Claudia Marchi et Frédéric Cornille (© Sylvaine Vannier)
Le brigadier Don José du ténor Valter Borin en a le souffle requis, parfois la puissance, quand il ne colore pas trop ses aigus de métal. Personnage fondamentalement maladroit, il émeut dans « La fleur que tu m’avais jetée ». Escamillo arrive avec le baryton français Frédéric Cornille. Altier et souriant, il met tout le monde à l’aise. Son chant assuré, fait pour le spectacle, est comme un deuxième lever de rideau. Chacun alors se détend, s’ajuste au drame et au lieu, et trouve sa clé de voûte sonore et énergétique. Quatre rôle masculins complètent de manière homogène la distribution, avec le Dancaïre du baryton Giulio Alessandro Bocchi, le Remendado du ténor Giovanni Maria Palmia, le Zuniga de la basse Massimillano Catellani et le Moralès du baryton Franco Montorsi. Les deux premiers accomplissent avec le trio des gitanes un quintette bouffe, crépitant et précis. Avec l’opulence sonore des finals, il s’agit de la dimension extrême de l’œuvre de Bizet particulièrement investie par cette production. Les interprètes y sont dans leur élément, qu’ils favorisent à la dimension tragique.

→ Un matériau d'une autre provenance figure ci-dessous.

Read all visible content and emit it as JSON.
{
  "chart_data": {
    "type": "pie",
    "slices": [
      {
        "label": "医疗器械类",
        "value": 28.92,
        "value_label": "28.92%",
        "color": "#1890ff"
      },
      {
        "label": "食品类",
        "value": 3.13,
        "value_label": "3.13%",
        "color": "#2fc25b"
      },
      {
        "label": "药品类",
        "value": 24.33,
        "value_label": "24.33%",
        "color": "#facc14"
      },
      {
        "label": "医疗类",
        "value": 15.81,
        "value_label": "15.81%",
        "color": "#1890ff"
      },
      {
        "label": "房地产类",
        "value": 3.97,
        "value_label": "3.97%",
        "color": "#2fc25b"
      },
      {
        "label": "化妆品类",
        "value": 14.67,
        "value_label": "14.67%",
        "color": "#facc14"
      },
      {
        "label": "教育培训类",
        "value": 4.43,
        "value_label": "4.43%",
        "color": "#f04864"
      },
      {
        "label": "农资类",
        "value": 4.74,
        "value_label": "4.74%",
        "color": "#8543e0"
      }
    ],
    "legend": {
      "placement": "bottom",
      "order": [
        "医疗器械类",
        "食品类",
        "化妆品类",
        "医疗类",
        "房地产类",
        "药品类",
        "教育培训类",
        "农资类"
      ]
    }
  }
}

Le quintette de l'acte II : « Nous avons en tête une affaire ! » (© Sylvaine Vannier)
Le Chœur de l’Opéra de Parme préparé par Emiliano Esposito est ici, place oblige, en petit effectif, mais il a l’épaisseur acoustique requise, ainsi qu’une diction délicieusement italianisante. Le chœur d’enfants du conservatoire de Salon, dûment encadré, défile en mode carnavalesque. L’orchestre Symphonique « Cantieri d’Arte » de Reggio Emilia, est placé sous la direction musicale de Stefano Giaroli, complice fidèle et indispensable de l’entreprise depuis 2006. Sa battue commande et s’ajuste avec précaution aux mouvements scénographiques contenus par l’étroitesse de la scène, comme à une phalange d’instrumentistes qu’il semble connaître par cœur. Il en requiert un investissement chambriste particulièrement délicat chez Bizet, dans les traits conclusifs et les passages fugués.
Cette configuration très singulière de représentation est un défi pour des œuvres lyriques de grande dimension. Elle constitue sans doute la signature de ce festival intime, encore confidentiel. L’accès à l’œuvre se donne sous la forme démocratique d’un livre de poche, lequel respecte le contenu, mais favorise le contact rapproché. Il permet, d’une autre manière, d’entendre combien l’œuvre de Bizet est magistralement composée, sur le plan musical et dramatique.